A magia do imaginário

Por Ceci Oliveira

Há dias em que sua auto-estima não está lá muito alta, e facilmente você se sente um merda, só não se sente mais fracassado na vida, por que viver pelo menos você sabe.

Sempre quis ter uma banda e viajar mundo afora, mas nada sei tocar. Sempre quis ser atriz, mas nem o teatrinho com a mamãe funciona. Sempre quis ser bonita, ter aquele tipo de beleza que arrasa qualquer quarteirão, mas minha beleza clássica natalense só faz sucesso com os mendigos.

Eles simplesmente têm tudo isso que eu sempre quis ter. Tocam vários instrumentos, fazem teatro, e ainda são bonitos, o Grupo Galpão é assim, deixa alguém facilmente se sentindo um merda.

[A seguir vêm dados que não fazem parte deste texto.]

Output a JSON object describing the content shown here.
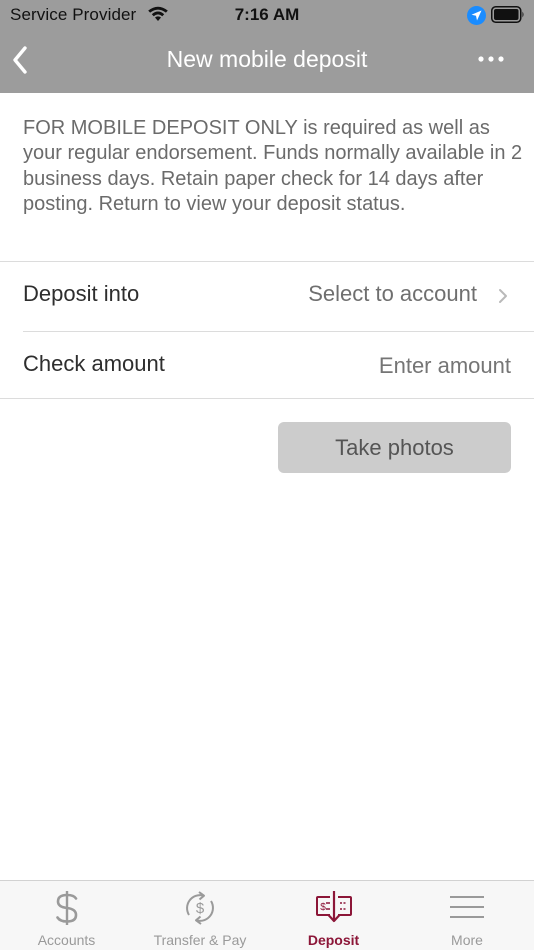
{
  "status_bar": {
    "carrier": "Service Provider",
    "time": "7:16 AM"
  },
  "nav": {
    "title": "New mobile deposit",
    "back_icon": "chevron-left-icon",
    "more_icon": "more-dots-icon"
  },
  "notice": "FOR MOBILE DEPOSIT ONLY is required as well as your regular endorsement. Funds normally available in 2 business days. Retain paper check for 14 days after posting. Return to view your deposit status.",
  "form": {
    "deposit_into": {
      "label": "Deposit into",
      "value": "Select to account"
    },
    "check_amount": {
      "label": "Check amount",
      "placeholder": "Enter amount"
    }
  },
  "actions": {
    "take_photos": "Take photos"
  },
  "tab_bar": {
    "active": "Deposit",
    "tabs": [
      {
        "label": "Accounts",
        "icon": "dollar-icon"
      },
      {
        "label": "Transfer & Pay",
        "icon": "transfer-icon"
      },
      {
        "label": "Deposit",
        "icon": "deposit-check-icon"
      },
      {
        "label": "More",
        "icon": "menu-icon"
      }
    ]
  },
  "colors": {
    "header_bg": "#9c9c9c",
    "accent": "#8c1638",
    "button_bg": "#cccccc",
    "location_blue": "#1a8cff"
  }
}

Não era nem 19h20 quando eu cheguei à Praça do Teatro Alberto Maranhão e a arquibancada já estava lotada. As cadeiras posicionadas diante o palco estavam devidamente assentadas, e ao chão, pernas cruzadas e olhos atentos esperavam ansiosamente o espetáculo que começaria às 20h.

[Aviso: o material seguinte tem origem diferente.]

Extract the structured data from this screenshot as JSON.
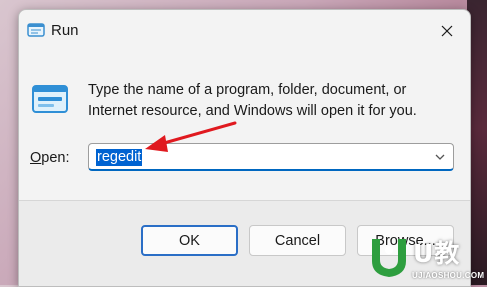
{
  "window": {
    "title": "Run",
    "close_glyph": "✕"
  },
  "description": {
    "line1": "Type the name of a program, folder, document, or",
    "line2": "Internet resource, and Windows will open it for you."
  },
  "open_field": {
    "label_accel": "O",
    "label_rest": "pen:",
    "value": "regedit"
  },
  "buttons": {
    "ok": "OK",
    "cancel": "Cancel",
    "browse": "Browse..."
  },
  "watermark": {
    "brand": "U教",
    "url": "UJIAOSHOU.COM"
  },
  "colors": {
    "accent": "#0067c0",
    "selection": "#0063d1",
    "annotation_arrow": "#e0191f",
    "watermark_green": "#2e9e3f"
  },
  "icons": {
    "title": "run-app-icon",
    "description": "run-app-icon",
    "dropdown": "chevron-down-icon",
    "close": "close-icon",
    "annotation": "red-arrow-annotation"
  }
}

O cenário era simples, um palco com uma sacada, uma cadeira, um caixão, afinal teatro de rua é assim mesmo, sem nenhuma superprodução cenográfica, e cenário antes de tudo, tem que ser funcional, e este claramente é.

Por trás do caixão eis que surge uma fumaça. Uma senhora adentra o cenário com uma tocha. Ouve-se um acordeão, sobe-se uma luz azul dando a impressão que é madrugada. A convite da Rainha do sonho, o dramaturgo francês, Moliére revive para refazer os passos que culminaram em sua morte.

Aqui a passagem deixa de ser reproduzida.